Monday, November 11, 2013

Watering the Bathroom Plant

I got a text today that made me lol, and then think about my struggle with scrupulosity. I’m staying in an empty in-law suite and the ladies next door asked me to take care of the plants here. I’ve been watering them faithfully and praying that they don’t die.

(I have a history with plants…including once when I left my whole air-purifying collection to drain on the porch after I watered them… in mid- winter. Their poor green leaves blackened, and the ice around their pot bases only solidified the definiteness of their deadened state...in short, they froze to death in half an hour.)

Anyway, I was worried about one plant in the bathroom of this suite.
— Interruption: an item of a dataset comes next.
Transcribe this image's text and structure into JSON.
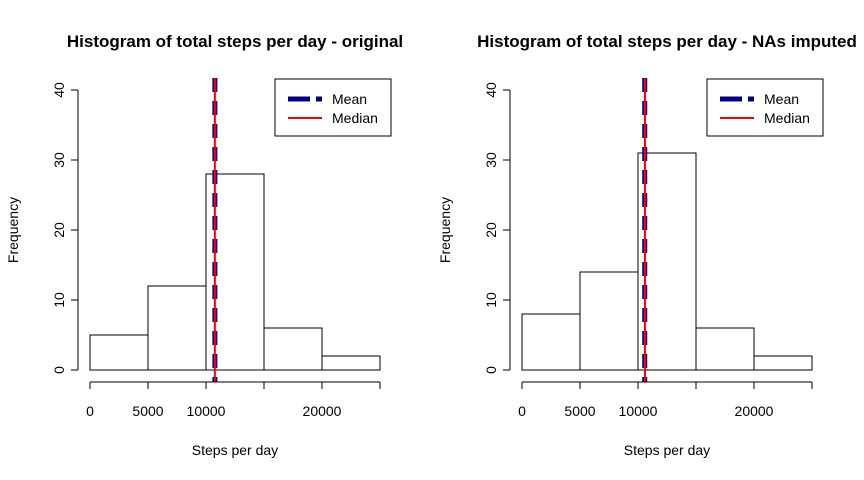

It seemed the leaves were curling up and I wondered if the shower steam had gotten to it (you’d think others’ showers before my time here might have equally affected it, but I thought for sure that its seeming sickness was my fault).
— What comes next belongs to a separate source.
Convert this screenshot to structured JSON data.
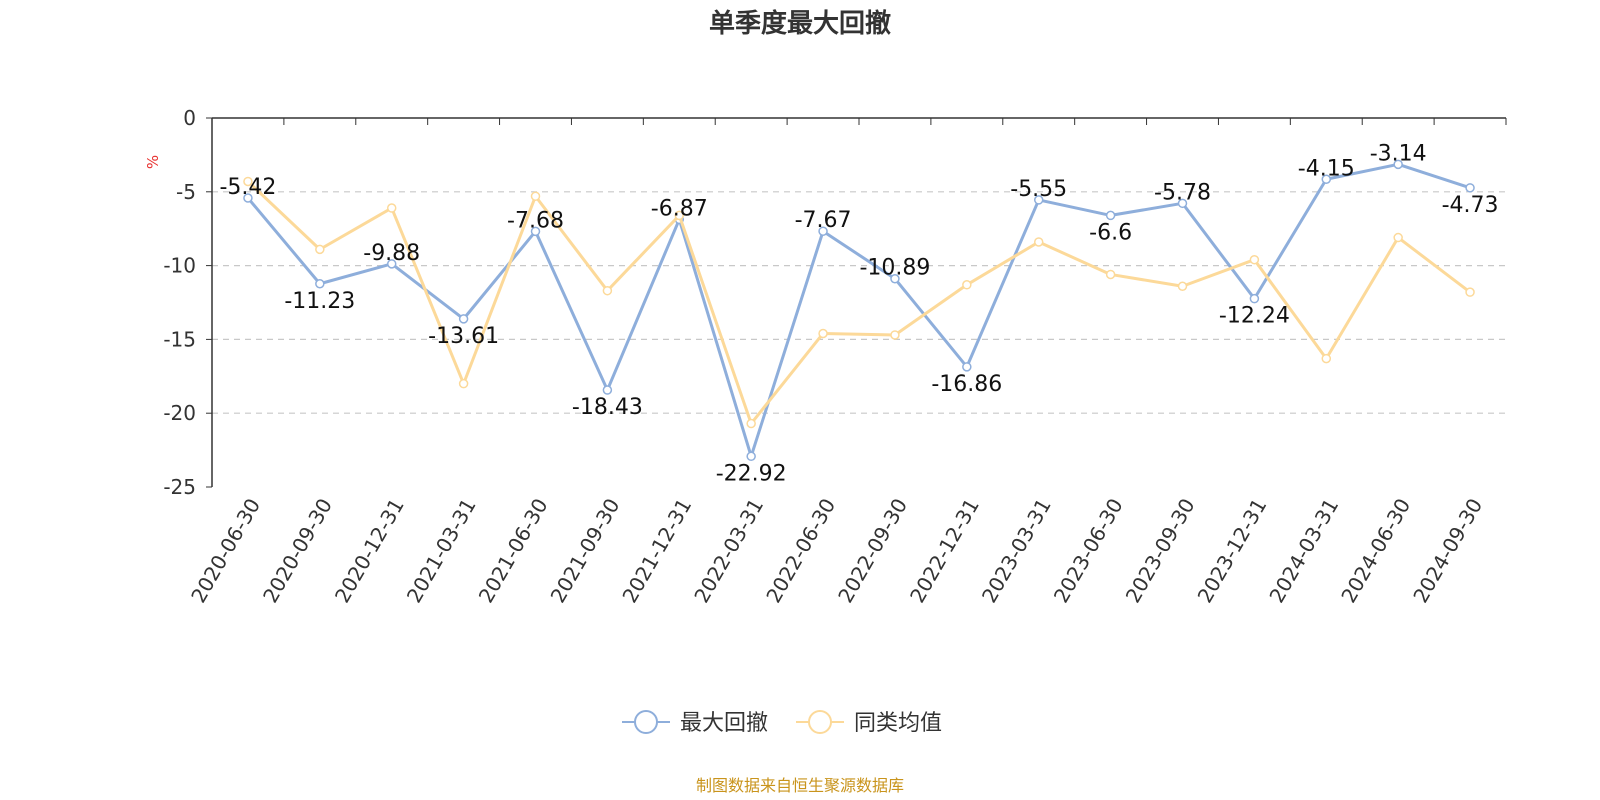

So I texted the ladies, “I just don’t know how to properly love that plant.”

I had worried that I was doing something wrong, my mind afloat with so many other stresses like the real question of how to love others and myself in this life, that I might actually have had a delusion regarding the plant…

My worries were relieved by text this morning: “The plant looks fine, terrific in fact. Never looked better.” 

“Wow," I thought…"and here I was thinking I was killing that plant. Maybe I have a green thumb after all…”

My neighbor made a few other comments about apartment appliances and then wrote, “P.S. The plant is artificial. Happy Monday.”

Ha!

What else am I watering that’s artificial? The thought that everything has to be perfect (according to my flawed standards) in order for me to enjoy life? Instead, let me wonder something new...like how did that plastic plant soak up all that water?